Executive advising helps to quickly uncover what the real issues are in a leader’s life. It can provide an accelerated path to overcoming those issues and create leadership effectiveness. lHow? Advising uncovers the misplaced assumptions and concerns/fears that distort how leaders see themselves, others, and the organizational situation they are in. It uncovers how leaders justify their negative or unproductive thoughts, feelings, and actions.
Leaders who get in the way of organizational transformation typically possess narrowly held views and options. Like many of us who are resisting something in our lives, leaders often see the world as if they are looking at the sky through a straw – blind to the perspectives and ideas of others; blind to the opportunities and inventiveness that may lie beyond their limited perspective. Advising sheds light on a client’s blind spots, challenging and stretching their fixed views of themselves, others, and the world.
The work was based on the Immunity-to-Change approach developed by Robert Kegan and Lisa Lahey. It is specifically designed to help leaders make the personal and collective changes that are most important to them—but have proven resistant even to thoughtful plans and intentions. The process explores how each of us gets stuck when our initial motivation to change is met by equally strong, or stronger, competing commitments not to change. Often, these competing commitments are completely out of our awareness. Once these competing commitments are discovered, we can explore the assumptions that have kept them in place and design ways to test whether it might be safe to revise our assumptions. Until the underlying assumptions can safely be discarded, it is likely to be quite difficult, if not impossible, to create lasting change.
An example of this advising work involves a Senior Vice-President of a life sciences company that was going through a significant organizational transformation. The company was in the process of changing its operating model: moving away from having large internal functions (with in-house expertise across all functions including substantial commercial capability) to a globally resourced and networked organization (smaller, fewer layers). While they maintained their core capabilities, they were building a global network of independent expertise and resources.

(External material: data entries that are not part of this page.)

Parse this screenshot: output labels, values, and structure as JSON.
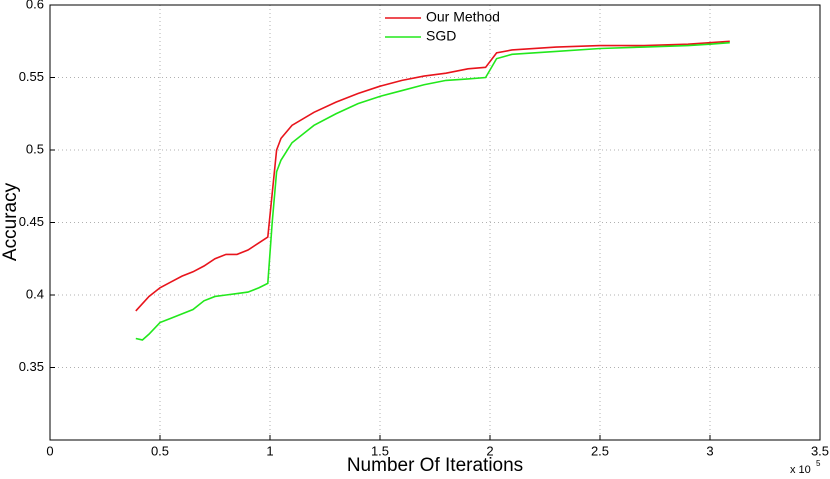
{
  "chart_data": {
    "type": "line",
    "x_label": "Number Of Iterations",
    "y_label": "Accuracy",
    "x_scale_label": "x 10",
    "x_scale_exponent": "5",
    "x": [
      0.39,
      0.42,
      0.45,
      0.5,
      0.55,
      0.6,
      0.65,
      0.7,
      0.75,
      0.8,
      0.85,
      0.9,
      0.95,
      0.99,
      1.01,
      1.03,
      1.05,
      1.1,
      1.2,
      1.3,
      1.4,
      1.5,
      1.6,
      1.7,
      1.8,
      1.9,
      1.98,
      2.03,
      2.1,
      2.3,
      2.5,
      2.7,
      2.9,
      3.0,
      3.09
    ],
    "series": [
      {
        "name": "Our Method",
        "color": "#e8141c",
        "values": [
          0.389,
          0.394,
          0.399,
          0.405,
          0.409,
          0.413,
          0.416,
          0.42,
          0.425,
          0.428,
          0.428,
          0.431,
          0.436,
          0.44,
          0.47,
          0.5,
          0.508,
          0.517,
          0.526,
          0.533,
          0.539,
          0.544,
          0.548,
          0.551,
          0.553,
          0.556,
          0.557,
          0.567,
          0.569,
          0.571,
          0.572,
          0.572,
          0.573,
          0.574,
          0.575
        ]
      },
      {
        "name": "SGD",
        "color": "#22e81c",
        "values": [
          0.37,
          0.369,
          0.373,
          0.381,
          0.384,
          0.387,
          0.39,
          0.396,
          0.399,
          0.4,
          0.401,
          0.402,
          0.405,
          0.408,
          0.45,
          0.485,
          0.493,
          0.505,
          0.517,
          0.525,
          0.532,
          0.537,
          0.541,
          0.545,
          0.548,
          0.549,
          0.55,
          0.563,
          0.566,
          0.568,
          0.57,
          0.571,
          0.572,
          0.573,
          0.574
        ]
      }
    ],
    "xlim": [
      0,
      3.5
    ],
    "xticks": [
      0,
      0.5,
      1,
      1.5,
      2,
      2.5,
      3,
      3.5
    ],
    "ylim": [
      0.3,
      0.6
    ],
    "yticks": [
      0.35,
      0.4,
      0.45,
      0.5,
      0.55,
      0.6
    ],
    "grid": true,
    "legend": "top"
  }
}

At first this Senior Vice-President was hesitant about the strategy and the organizational change that would ensue. Together we were able to uncover that this leader’s resistance was based on his concern that he would not have the same influence and not have a direct role in key decisions (both of which he enjoyed up to this point). He was worried that the new model would move “power” to another part of the organization. He was most concerned that he would no longer be seen as adding value to this new organization.
Once this concern was uncovered and understood, we could test the hidden assumptions that these concerns and fears were based on. Through a number of these experiments, he came to realize what was getting in his way, discovered that his concerns were largely unfounded, and practiced new leadership methods. He moved on to become an active champion of the organizational transformation.
The goal of executive advising is to quickly increase the capacity of a leader to deal with the growing complexity of their world. It is to help build their capacities for self-insight, taking accountability, seeing new perspectives, and evaluating options and ideas in a more open and complex way. The result is a renewed champion in the challenging process of organizational transformation.